Here’s how it works:
- Buy: You purchase a property that is below market value. This could be a distressed property like a foreclosure, a fixer-upper, or a property in need of significant repairs. Put on the property only the minimum down payment (in Ontario, Canada this is about 15-20%)
- Renovate: You invest in renovating the property to increase its value. This can involve cosmetic upgrades like painting and flooring, or more extensive renovations like kitchen and bathroom remodeling. The best method is in fact to finish a basement and add it as a livable space, ideally with a separate entrance to provide the opportunity for a second unit.
- Rent: Once renovated, you rent out the property to generate income.
- Refinance: You refinance the property using a cash-out refinance loan. This allows you to borrow against the increased equity in the property and then use that money for a down payment on the next property.
Benefits of the BRRR Method:
- Build Wealth: By consistently applying the BRRR method, investors can acquire multiple properties and build a sustainable and life long rental portfolio.
- Cash Flow: Rental income provides a steady stream of cash flow that will continue to add income or at lest break even adding equity on your property.
- Tax Advantages: Real estate investing offers various tax benefits, such as deductions for mortgage interest, property taxes, and depreciation, renovations are also deductible in most cases. Consider registering the properties into an incorporated company (which is easy to do even if you are working a full time desk job).
- Forced Appreciation: By improving the property, you increase its value, leading to forced appreciation.
Challenges of the BRRR Method:
- Finding Suitable Properties: Locating properties that meet the BRRR criteria requires research and due diligence. You need to have a trusted agent who knows the market and areas very well. This will be the key to succeeding or failing.
- Rehabilitation Costs: Renovations can be expensive and may exceed initial budget estimates.
- Tenant Management: Managing tenants and maintaining the property requires time and effort. Once you have a few properties under your belt, it might worth looking into a tenant management company that will do the work for you for a fee.
- Market Fluctuations: Changes in the real estate market can impact rental income and property values.

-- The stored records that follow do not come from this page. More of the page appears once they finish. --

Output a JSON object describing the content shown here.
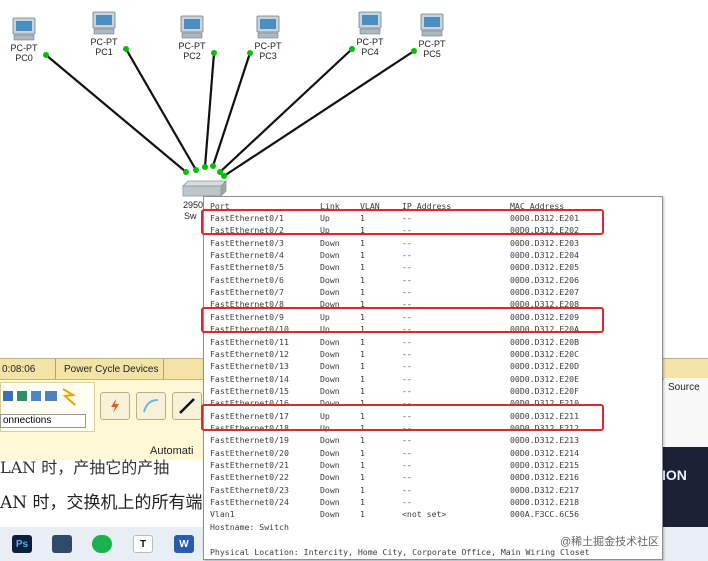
{
  "topology": {
    "pcs": [
      {
        "type": "PC-PT",
        "name": "PC0"
      },
      {
        "type": "PC-PT",
        "name": "PC1"
      },
      {
        "type": "PC-PT",
        "name": "PC2"
      },
      {
        "type": "PC-PT",
        "name": "PC3"
      },
      {
        "type": "PC-PT",
        "name": "PC4"
      },
      {
        "type": "PC-PT",
        "name": "PC5"
      }
    ],
    "switch_label_1": "2950",
    "switch_label_2": "Sw",
    "link_color": "#00c000"
  },
  "tooltip": {
    "headers": {
      "port": "Port",
      "link": "Link",
      "vlan": "VLAN",
      "ip": "IP Address",
      "mac": "MAC Address"
    },
    "rows": [
      {
        "port": "FastEthernet0/1",
        "link": "Up",
        "vlan": "1",
        "ip": "--",
        "mac": "00D0.D312.E201"
      },
      {
        "port": "FastEthernet0/2",
        "link": "Up",
        "vlan": "1",
        "ip": "--",
        "mac": "00D0.D312.E202"
      },
      {
        "port": "FastEthernet0/3",
        "link": "Down",
        "vlan": "1",
        "ip": "--",
        "mac": "00D0.D312.E203"
      },
      {
        "port": "FastEthernet0/4",
        "link": "Down",
        "vlan": "1",
        "ip": "--",
        "mac": "00D0.D312.E204"
      },
      {
        "port": "FastEthernet0/5",
        "link": "Down",
        "vlan": "1",
        "ip": "--",
        "mac": "00D0.D312.E205"
      },
      {
        "port": "FastEthernet0/6",
        "link": "Down",
        "vlan": "1",
        "ip": "--",
        "mac": "00D0.D312.E206"
      },
      {
        "port": "FastEthernet0/7",
        "link": "Down",
        "vlan": "1",
        "ip": "--",
        "mac": "00D0.D312.E207"
      },
      {
        "port": "FastEthernet0/8",
        "link": "Down",
        "vlan": "1",
        "ip": "--",
        "mac": "00D0.D312.E208"
      },
      {
        "port": "FastEthernet0/9",
        "link": "Up",
        "vlan": "1",
        "ip": "--",
        "mac": "00D0.D312.E209"
      },
      {
        "port": "FastEthernet0/10",
        "link": "Up",
        "vlan": "1",
        "ip": "--",
        "mac": "00D0.D312.E20A"
      },
      {
        "port": "FastEthernet0/11",
        "link": "Down",
        "vlan": "1",
        "ip": "--",
        "mac": "00D0.D312.E20B"
      },
      {
        "port": "FastEthernet0/12",
        "link": "Down",
        "vlan": "1",
        "ip": "--",
        "mac": "00D0.D312.E20C"
      },
      {
        "port": "FastEthernet0/13",
        "link": "Down",
        "vlan": "1",
        "ip": "--",
        "mac": "00D0.D312.E20D"
      },
      {
        "port": "FastEthernet0/14",
        "link": "Down",
        "vlan": "1",
        "ip": "--",
        "mac": "00D0.D312.E20E"
      },
      {
        "port": "FastEthernet0/15",
        "link": "Down",
        "vlan": "1",
        "ip": "--",
        "mac": "00D0.D312.E20F"
      },
      {
        "port": "FastEthernet0/16",
        "link": "Down",
        "vlan": "1",
        "ip": "--",
        "mac": "00D0.D312.E210"
      },
      {
        "port": "FastEthernet0/17",
        "link": "Up",
        "vlan": "1",
        "ip": "--",
        "mac": "00D0.D312.E211"
      },
      {
        "port": "FastEthernet0/18",
        "link": "Up",
        "vlan": "1",
        "ip": "--",
        "mac": "00D0.D312.E212"
      },
      {
        "port": "FastEthernet0/19",
        "link": "Down",
        "vlan": "1",
        "ip": "--",
        "mac": "00D0.D312.E213"
      },
      {
        "port": "FastEthernet0/20",
        "link": "Down",
        "vlan": "1",
        "ip": "--",
        "mac": "00D0.D312.E214"
      },
      {
        "port": "FastEthernet0/21",
        "link": "Down",
        "vlan": "1",
        "ip": "--",
        "mac": "00D0.D312.E215"
      },
      {
        "port": "FastEthernet0/22",
        "link": "Down",
        "vlan": "1",
        "ip": "--",
        "mac": "00D0.D312.E216"
      },
      {
        "port": "FastEthernet0/23",
        "link": "Down",
        "vlan": "1",
        "ip": "--",
        "mac": "00D0.D312.E217"
      },
      {
        "port": "FastEthernet0/24",
        "link": "Down",
        "vlan": "1",
        "ip": "--",
        "mac": "00D0.D312.E218"
      },
      {
        "port": "Vlan1",
        "link": "Down",
        "vlan": "1",
        "ip": "<not set>",
        "mac": "000A.F3CC.6C56"
      }
    ],
    "hostname": "Hostname: Switch",
    "location": "Physical Location: Intercity, Home City, Corporate Office, Main Wiring Closet",
    "highlight_color": "#e0262b"
  },
  "app": {
    "time": "0:08:06",
    "power_cycle": "Power Cycle Devices",
    "connections": "onnections",
    "automatic": "Automati",
    "source": "Source",
    "video_text": "ION"
  },
  "doc_text": {
    "line1": "LAN 时，产抽它的产抽",
    "line2": "AN 时，交换机上的所有端"
  },
  "taskbar": {
    "icons": [
      "ps-icon",
      "window-icon",
      "wechat-icon",
      "typora-icon",
      "word-icon"
    ],
    "ps_label": "Ps",
    "t_label": "T",
    "w_label": "W"
  },
  "watermark": "@稀土掘金技术社区"
}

Tips for Successful BRRR Investing:
- Thorough Due Diligence: Conduct thorough research on the property, the neighborhood, and the local rental market.

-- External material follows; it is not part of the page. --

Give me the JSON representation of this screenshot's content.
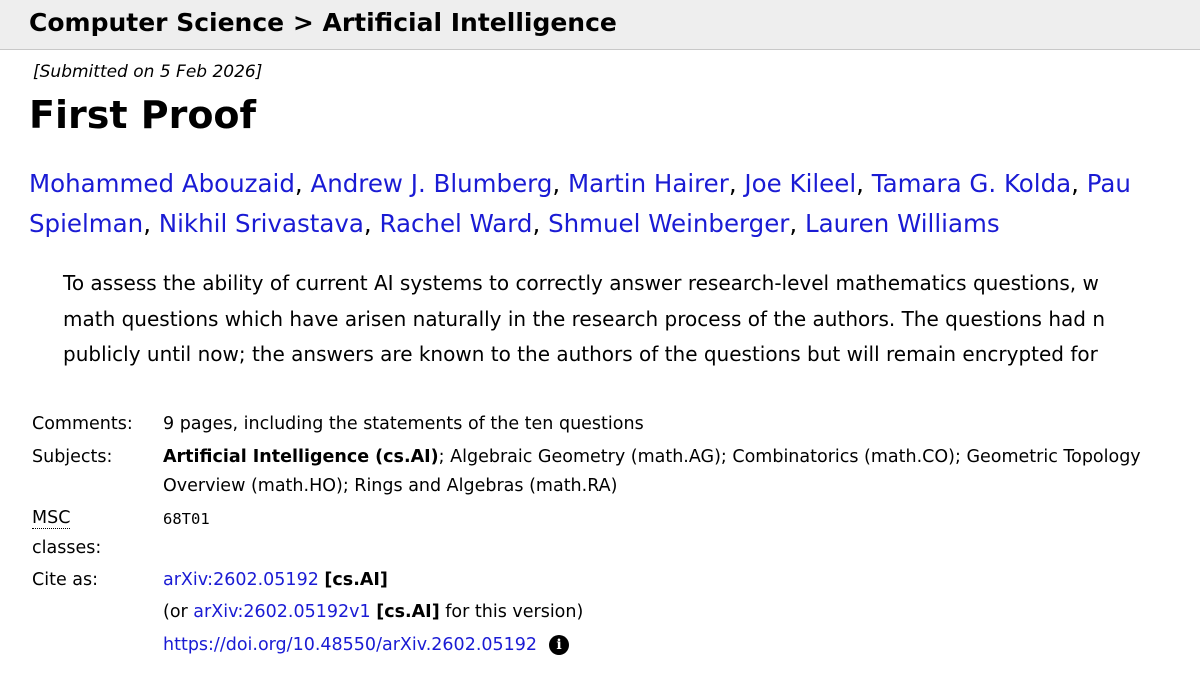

- Accurate Budgeting: Create a realistic budget for renovations and factor in potential unexpected costs.
- Experienced Contractors: Hire reliable and experienced contractors to ensure the renovation is completed on time and within budget.

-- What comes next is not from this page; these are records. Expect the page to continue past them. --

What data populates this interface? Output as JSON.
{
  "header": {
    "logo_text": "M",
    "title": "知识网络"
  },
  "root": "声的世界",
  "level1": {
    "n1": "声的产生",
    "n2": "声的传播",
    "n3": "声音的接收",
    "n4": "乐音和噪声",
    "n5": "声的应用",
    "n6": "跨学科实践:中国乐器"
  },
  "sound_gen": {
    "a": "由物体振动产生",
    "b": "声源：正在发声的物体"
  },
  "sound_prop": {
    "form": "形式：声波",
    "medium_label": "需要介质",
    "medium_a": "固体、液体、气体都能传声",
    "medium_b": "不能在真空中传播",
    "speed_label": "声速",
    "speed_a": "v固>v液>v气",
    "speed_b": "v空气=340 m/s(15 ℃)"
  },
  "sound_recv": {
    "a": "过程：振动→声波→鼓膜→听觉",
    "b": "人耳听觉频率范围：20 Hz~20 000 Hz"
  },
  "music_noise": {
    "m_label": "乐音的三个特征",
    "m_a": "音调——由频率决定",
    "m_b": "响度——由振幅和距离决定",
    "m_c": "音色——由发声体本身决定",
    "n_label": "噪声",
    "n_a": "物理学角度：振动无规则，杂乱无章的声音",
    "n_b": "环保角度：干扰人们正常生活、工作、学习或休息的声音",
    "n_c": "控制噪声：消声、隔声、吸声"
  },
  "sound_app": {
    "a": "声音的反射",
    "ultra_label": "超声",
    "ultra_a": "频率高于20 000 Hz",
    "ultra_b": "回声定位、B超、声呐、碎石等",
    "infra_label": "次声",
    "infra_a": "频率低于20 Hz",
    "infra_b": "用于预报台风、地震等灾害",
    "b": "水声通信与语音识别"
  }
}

- Strong Tenant Screening: Implement a rigorous tenant screening process to minimize the risk of bad tenants. Ideally your agent will do that for you.
- Continuous Learning: Stay informed about market trends, tax laws, and best practices in property management.
The BRRR method can be a powerful tool for building wealth through real estate investing. However, it requires careful planning, diligent execution, and a solid understanding of the real estate market. The hardest phase will be between your first and second property, but if you hang in there and persevere, it will be worth it.
Disclaimer: This blog post is for informational purposes only and does not constitute financial or investment advice. Consult with a qualified financial advisor before making any investment decisions.